Hilarious antics follow as Millie tries to decide whether she will marry her rich boss, Trevor Graydon III, or Jimmy Smith, an attractive young paperclip salesman, who unbeknownst to Millie, is heir to a considerable fortunate.
“It’s a very funny show, especially if you watch it in an adult state of mind,” said Stefan Lemery, who plays the role of Jimmy.
A cast of nearly two dozen students and an orchestra consisting of another 10 students have been working on the performance since the beginning of the year.
Palmer said auditions were held the first week of January, roles were announced shortly thereafter and the kids have been practicing and rehearsing their lines four days a week ever since. That intensity has been picked up a notch this week (in what students have playfully dubbed “hell week”) as students rehearse for four hours every night.
As is the case every year, the production presents a range of challenges for everyone involved.
For Palmer and the stage crew, it’s been getting used to a new auditorium with new lights and acoustics. For students, it’s been time management and memorizing their lines.
“The hardest part has been juggling all the activities and learning all my lines,” said Rebecca Lavin, who plays the lead role of Millie.
Lavin has found a unique and personal space to practice her lines and memorize the lyrics to the near dozen songs she’ll perform during this weekend’s production.
“I’ve been singing in the shower,” she said.

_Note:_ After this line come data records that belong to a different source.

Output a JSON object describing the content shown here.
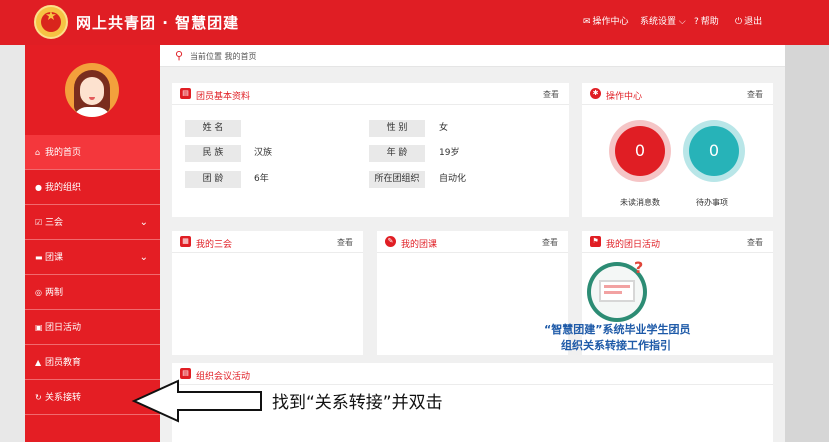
{
  "header": {
    "title": "网上共青团 · 智慧团建",
    "nav": [
      {
        "icon": "envelope-icon",
        "glyph": "✉",
        "label": "操作中心"
      },
      {
        "icon": "chevron-down-icon",
        "glyph": "⌵",
        "label": "系统设置"
      },
      {
        "icon": "help-icon",
        "glyph": "?",
        "label": "帮助"
      },
      {
        "icon": "power-icon",
        "glyph": "⏻",
        "label": "退出"
      }
    ]
  },
  "sidebar": {
    "items": [
      {
        "icon": "home-icon",
        "glyph": "⌂",
        "label": "我的首页"
      },
      {
        "icon": "group-icon",
        "glyph": "●",
        "label": "我的组织"
      },
      {
        "icon": "checkbox-icon",
        "glyph": "☑",
        "label": "三会"
      },
      {
        "icon": "folder-icon",
        "glyph": "▬",
        "label": "团课"
      },
      {
        "icon": "target-icon",
        "glyph": "◎",
        "label": "两制"
      },
      {
        "icon": "calendar-icon",
        "glyph": "▣",
        "label": "团日活动"
      },
      {
        "icon": "graduation-cap-icon",
        "glyph": "▲",
        "label": "团员教育"
      },
      {
        "icon": "refresh-icon",
        "glyph": "↻",
        "label": "关系接转"
      }
    ]
  },
  "breadcrumb": {
    "text": "当前位置 我的首页"
  },
  "profile": {
    "title": "团员基本资料",
    "view_label": "查看",
    "rows": [
      {
        "label": "姓 名",
        "value": "",
        "label2": "性 别",
        "value2": "女"
      },
      {
        "label": "民 族",
        "value": "汉族",
        "label2": "年 龄",
        "value2": "19岁"
      },
      {
        "label": "团 龄",
        "value": "6年",
        "label2": "所在团组织",
        "value2": "自动化"
      }
    ]
  },
  "ops": {
    "title": "操作中心",
    "view_label": "查看",
    "unread_count": "0",
    "unread_label": "未读消息数",
    "todo_count": "0",
    "todo_label": "待办事项"
  },
  "panels": {
    "sanhui": {
      "title": "我的三会",
      "view_label": "查看"
    },
    "tuanke": {
      "title": "我的团课",
      "view_label": "查看"
    },
    "tuanri": {
      "title": "我的团日活动",
      "view_label": "查看"
    },
    "meeting": {
      "title": "组织会议活动"
    }
  },
  "promo": {
    "line1": "“智慧团建”系统毕业学生团员",
    "line2": "组织关系转接工作指引"
  },
  "annotation": {
    "text": "找到“关系转接”并双击"
  },
  "colors": {
    "brand_red": "#e01e24",
    "teal": "#27b3b8",
    "ring": "#f5c5c6"
  }
}
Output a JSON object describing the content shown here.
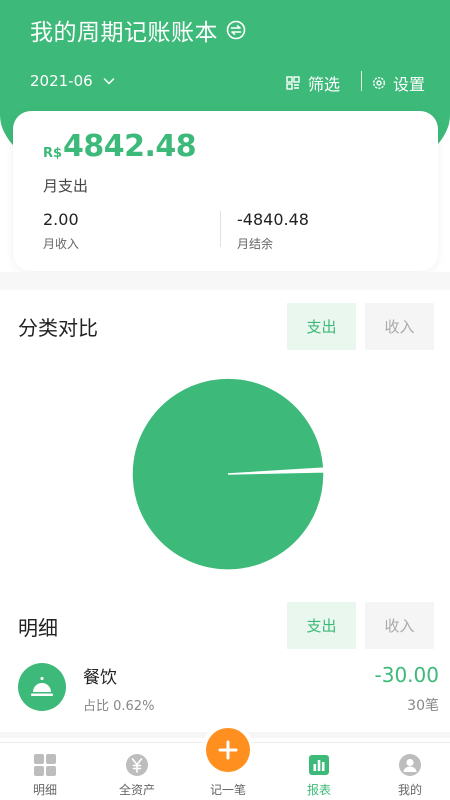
{
  "header": {
    "book_title": "我的周期记账账本",
    "month": "2021-06",
    "filter_label": "筛选",
    "settings_label": "设置"
  },
  "summary": {
    "currency": "R$",
    "monthly_expense": "4842.48",
    "monthly_expense_label": "月支出",
    "monthly_income": "2.00",
    "monthly_income_label": "月收入",
    "monthly_balance": "-4840.48",
    "monthly_balance_label": "月结余"
  },
  "compare": {
    "title": "分类对比",
    "expense_tab": "支出",
    "income_tab": "收入"
  },
  "chart_data": {
    "type": "pie",
    "slices": [
      {
        "name": "餐饮",
        "value": 0.62
      },
      {
        "value": 99.38
      }
    ],
    "colors": [
      "#ffffff",
      "#3dba79"
    ]
  },
  "details": {
    "title": "明细",
    "expense_tab": "支出",
    "income_tab": "收入",
    "items": [
      {
        "icon": "dining-bell-icon",
        "name": "餐饮",
        "share": "占比 0.62%",
        "amount": "-30.00",
        "count": "30笔"
      }
    ]
  },
  "tabbar": {
    "items": [
      {
        "label": "明细",
        "icon": "grid-icon"
      },
      {
        "label": "全资产",
        "icon": "yuan-icon"
      },
      {
        "label": "记一笔",
        "icon": "plus-icon"
      },
      {
        "label": "报表",
        "icon": "report-icon"
      },
      {
        "label": "我的",
        "icon": "person-icon"
      }
    ],
    "active": "报表"
  },
  "colors": {
    "accent": "#3dba79",
    "add_button": "#ff8f1f"
  }
}
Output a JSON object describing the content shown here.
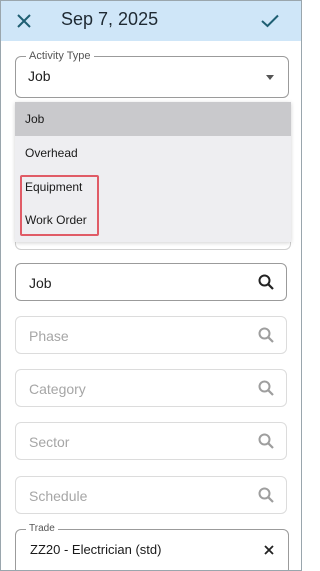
{
  "header": {
    "title": "Sep 7, 2025",
    "close_icon": "close-icon",
    "confirm_icon": "check-icon",
    "background": "#cfe6f8",
    "accent": "#1f5f73"
  },
  "activity_type": {
    "label": "Activity Type",
    "value": "Job",
    "options": [
      "Job",
      "Overhead",
      "Equipment",
      "Work Order"
    ]
  },
  "fields": {
    "job": "Job",
    "phase": "Phase",
    "category": "Category",
    "sector": "Sector",
    "schedule": "Schedule"
  },
  "trade": {
    "label": "Trade",
    "value": "ZZ20 - Electrician (std)"
  }
}
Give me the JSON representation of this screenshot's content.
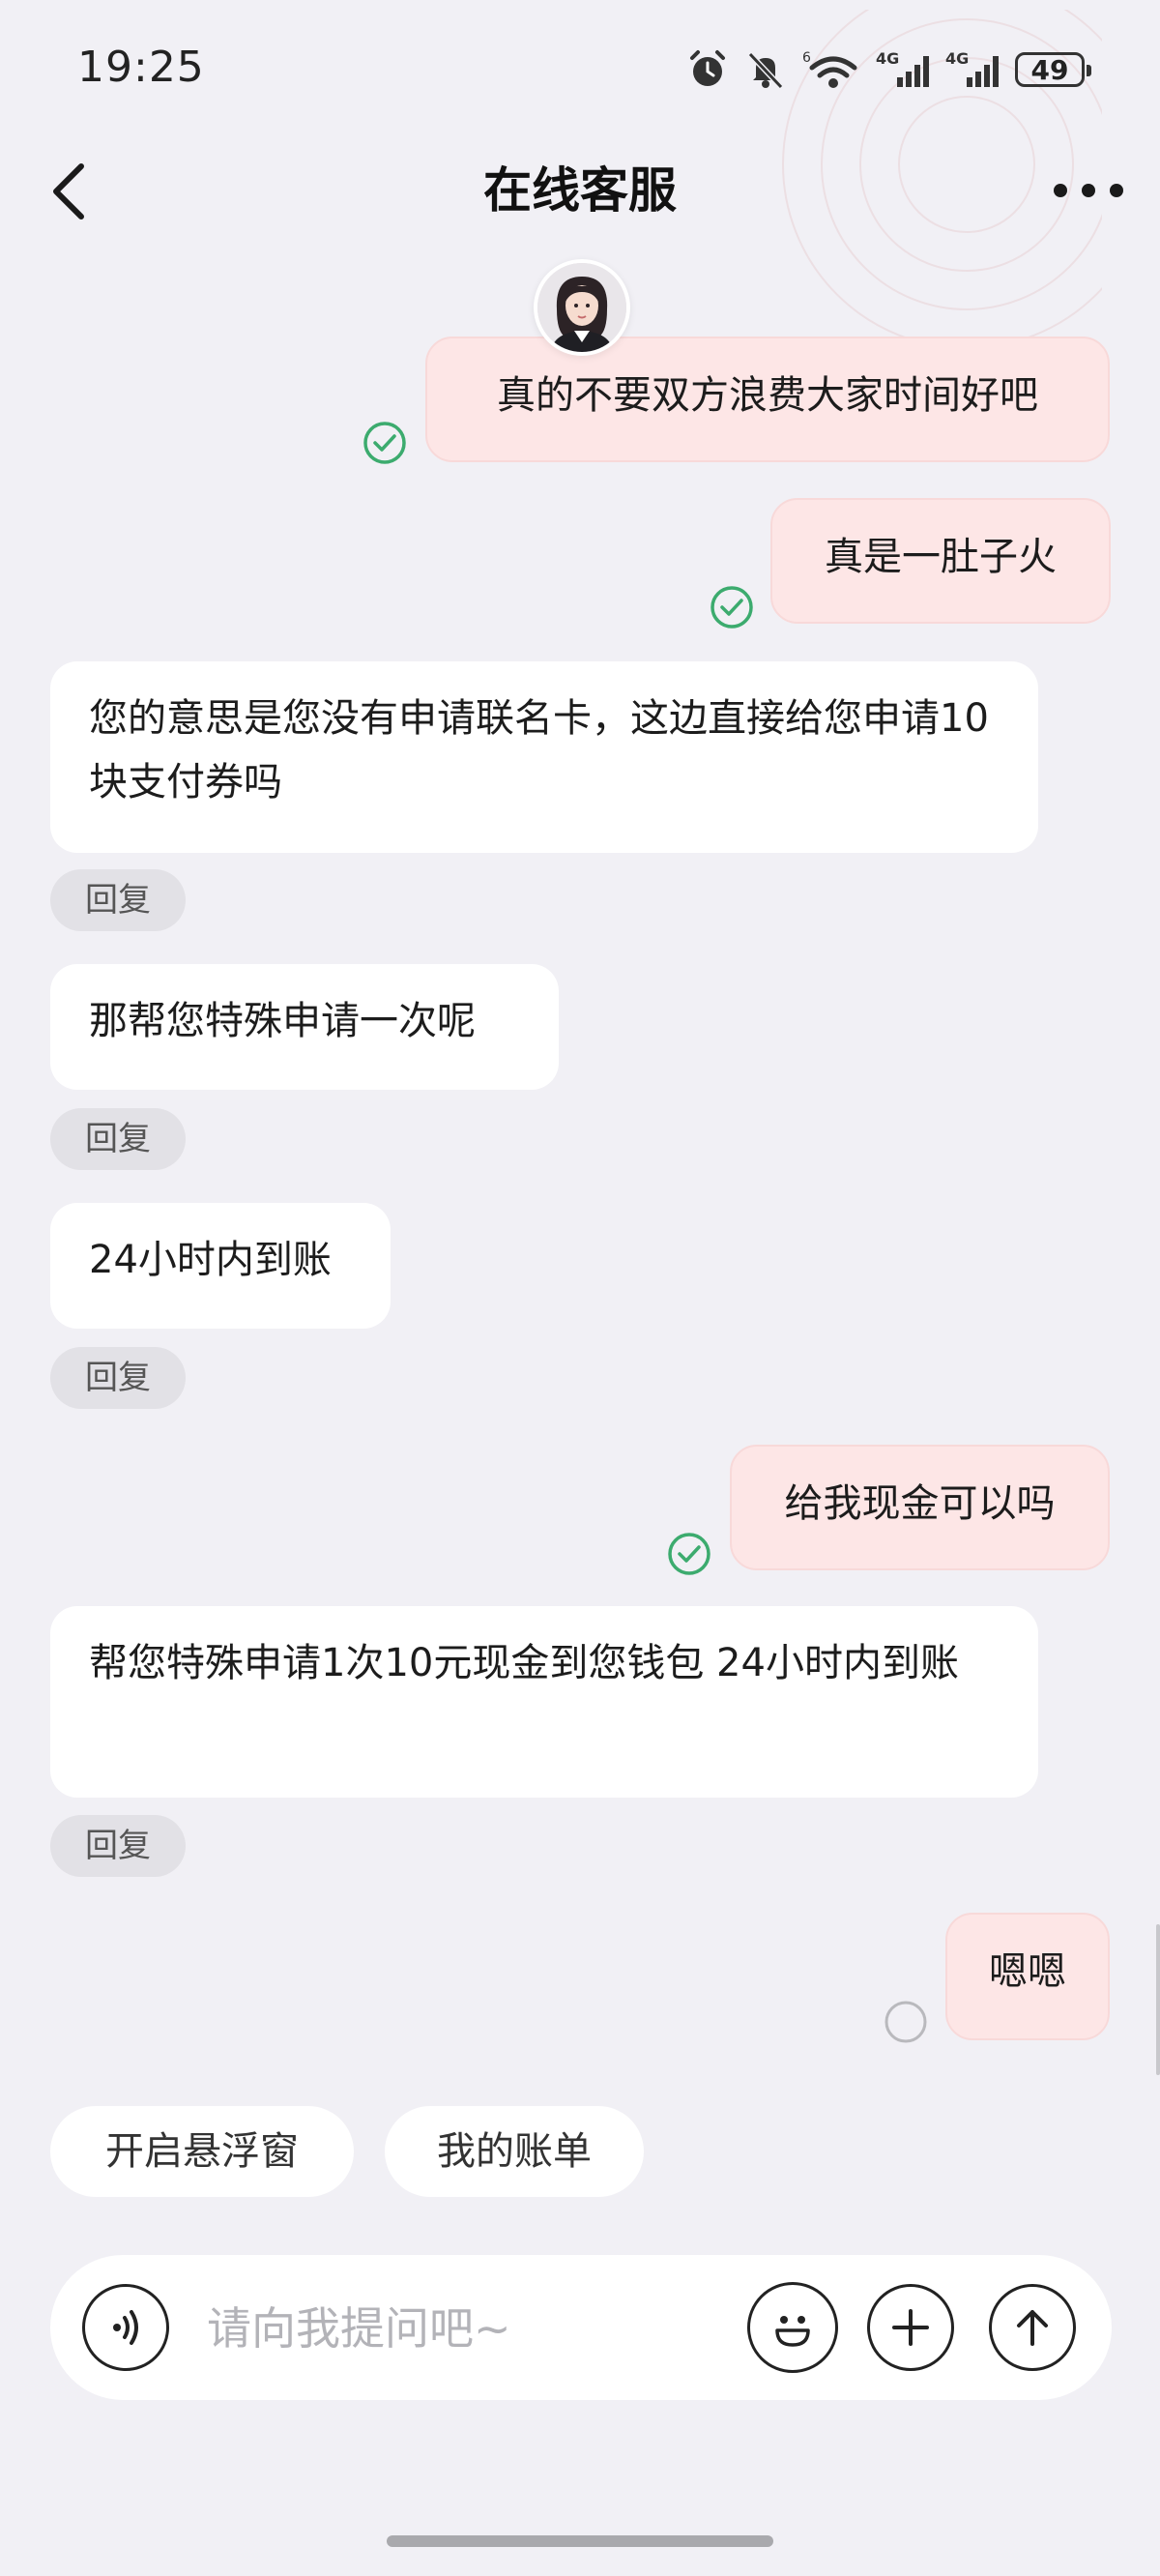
{
  "status_bar": {
    "time": "19:25",
    "network_label_1": "4G",
    "network_label_2": "4G",
    "wifi_label": "6",
    "battery": "49"
  },
  "nav": {
    "title": "在线客服",
    "back_icon": "chevron-left-icon",
    "more_icon": "more-horizontal-icon"
  },
  "messages": [
    {
      "role": "user",
      "text": "真的不要双方浪费大家时间好吧",
      "status": "read"
    },
    {
      "role": "user",
      "text": "真是一肚子火",
      "status": "read"
    },
    {
      "role": "agent",
      "text": "您的意思是您没有申请联名卡，这边直接给您申请10块支付券吗",
      "reply": "回复"
    },
    {
      "role": "agent",
      "text": "那帮您特殊申请一次呢",
      "reply": "回复"
    },
    {
      "role": "agent",
      "text": "24小时内到账",
      "reply": "回复"
    },
    {
      "role": "user",
      "text": "给我现金可以吗",
      "status": "read"
    },
    {
      "role": "agent",
      "text": "帮您特殊申请1次10元现金到您钱包 24小时内到账",
      "reply": "回复"
    },
    {
      "role": "user",
      "text": "嗯嗯",
      "status": "sending"
    }
  ],
  "quick_actions": [
    "开启悬浮窗",
    "我的账单"
  ],
  "input": {
    "placeholder": "请向我提问吧~",
    "value": "",
    "voice_icon": "voice-icon",
    "emoji_icon": "emoji-icon",
    "plus_icon": "plus-icon",
    "send_icon": "send-arrow-icon"
  },
  "colors": {
    "background": "#f1f0f5",
    "user_bubble": "#fde6e6",
    "agent_bubble": "#ffffff",
    "check_green": "#3cab6e",
    "reply_chip": "#e2e1e6"
  }
}
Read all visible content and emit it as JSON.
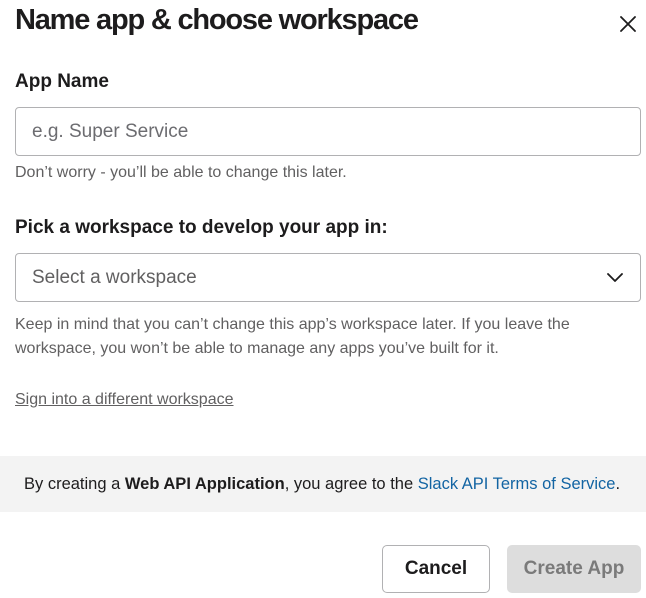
{
  "dialog": {
    "title": "Name app & choose workspace",
    "close_icon": "close-icon"
  },
  "app_name": {
    "label": "App Name",
    "value": "",
    "placeholder": "e.g. Super Service",
    "hint": "Don’t worry - you’ll be able to change this later."
  },
  "workspace": {
    "label": "Pick a workspace to develop your app in:",
    "selected": "Select a workspace",
    "dropdown_icon": "chevron-down-icon",
    "hint": "Keep in mind that you can’t change this app’s workspace later. If you leave the workspace, you won’t be able to manage any apps you’ve built for it.",
    "signin_link": "Sign into a different workspace"
  },
  "terms": {
    "prefix": "By creating a ",
    "app_type": "Web API Application",
    "middle": ", you agree to the ",
    "link": "Slack API Terms of Service",
    "suffix": "."
  },
  "footer": {
    "cancel_label": "Cancel",
    "create_label": "Create App"
  },
  "colors": {
    "link": "#1264a3",
    "text": "#1d1c1d",
    "muted": "#616061",
    "terms_bg": "#f3f3f3",
    "disabled_button_bg": "#dddddd"
  }
}
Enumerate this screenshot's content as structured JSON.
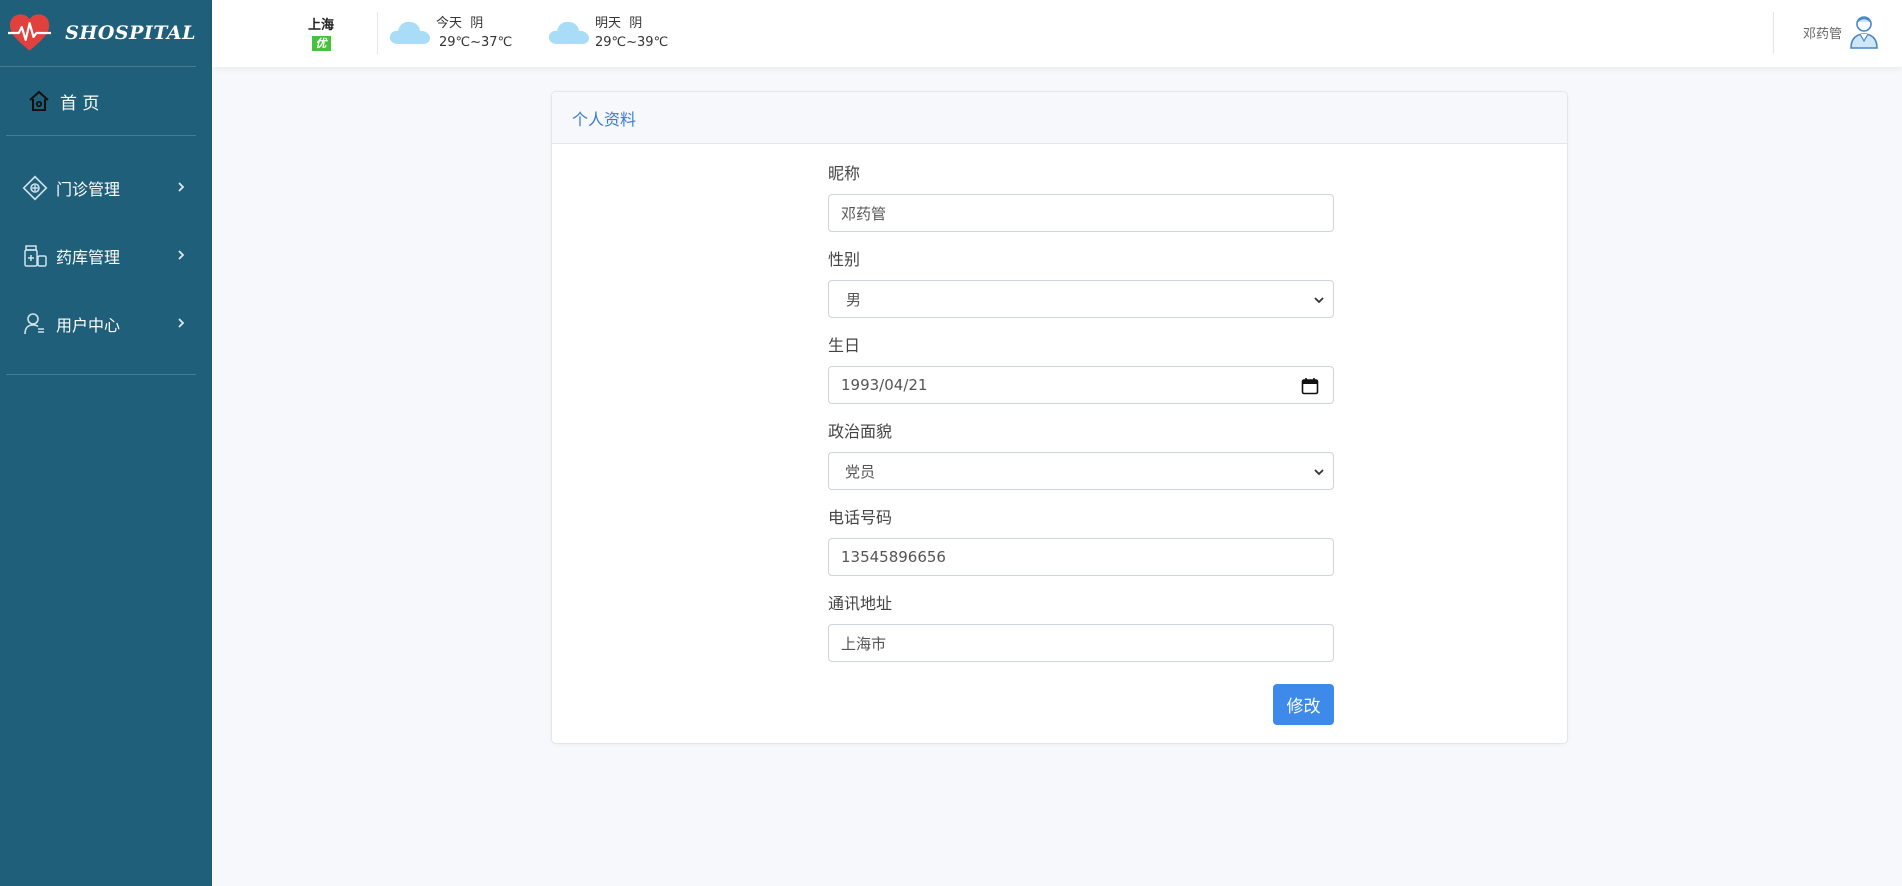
{
  "brand": {
    "name": "SHOSPITAL"
  },
  "sidebar": {
    "home_label": "首 页",
    "items": [
      {
        "label": "门诊管理"
      },
      {
        "label": "药库管理"
      },
      {
        "label": "用户中心"
      }
    ]
  },
  "header": {
    "city": "上海",
    "aqi": "优",
    "today": {
      "label": "今天",
      "condition": "阴",
      "range": "29℃~37℃"
    },
    "tomorrow": {
      "label": "明天",
      "condition": "阴",
      "range": "29℃~39℃"
    },
    "user_name": "邓药管"
  },
  "card": {
    "title": "个人资料",
    "fields": {
      "nickname": {
        "label": "昵称",
        "value": "邓药管"
      },
      "gender": {
        "label": "性别",
        "value": "男"
      },
      "birthday": {
        "label": "生日",
        "value": "1993/04/21"
      },
      "political": {
        "label": "政治面貌",
        "value": "党员"
      },
      "phone": {
        "label": "电话号码",
        "value": "13545896656"
      },
      "address": {
        "label": "通讯地址",
        "value": "上海市"
      }
    },
    "submit_label": "修改"
  },
  "colors": {
    "sidebar_bg": "#1f5f7a",
    "accent": "#3d8aeb",
    "aqi_badge": "#48c23d",
    "title_blue": "#3a7bd5"
  }
}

Other challenges have been more personal. Chris Talbert and Andreas Meyer Giesow, who play the roles of Bun Foo and Ching Ho, respectively, have both had to learn Mandarin Chinese. Adam Koeble had half the time to learn the role of Trevor after a fellow cast member dropped out and Ali LeClair, who was a dead ringer as Annie in last year’s production, but has had to adjust to an unfamiliar play and role as Miss Dorothy Brown.
And members of the orchestra have had only a few weeks to get acclimated with the music.
“The music isn’t difficult but it is fast,” said flutist Dominique Pope.
And while nearly the entire cast admitted to being nervous, they are confident all the preparation will pay.
“You get in Zen mode,” Talbert said. “It all comes together by the end.”
“We’re looking forward to dazzling the audience,” Palmer said.
Performances of “Thoroughly Modern Millie” will be staged tomorrow at 7 p.m. and 2 and 7 p.m. on Saturday. Tickets for the show cost $5 and will be available at the door.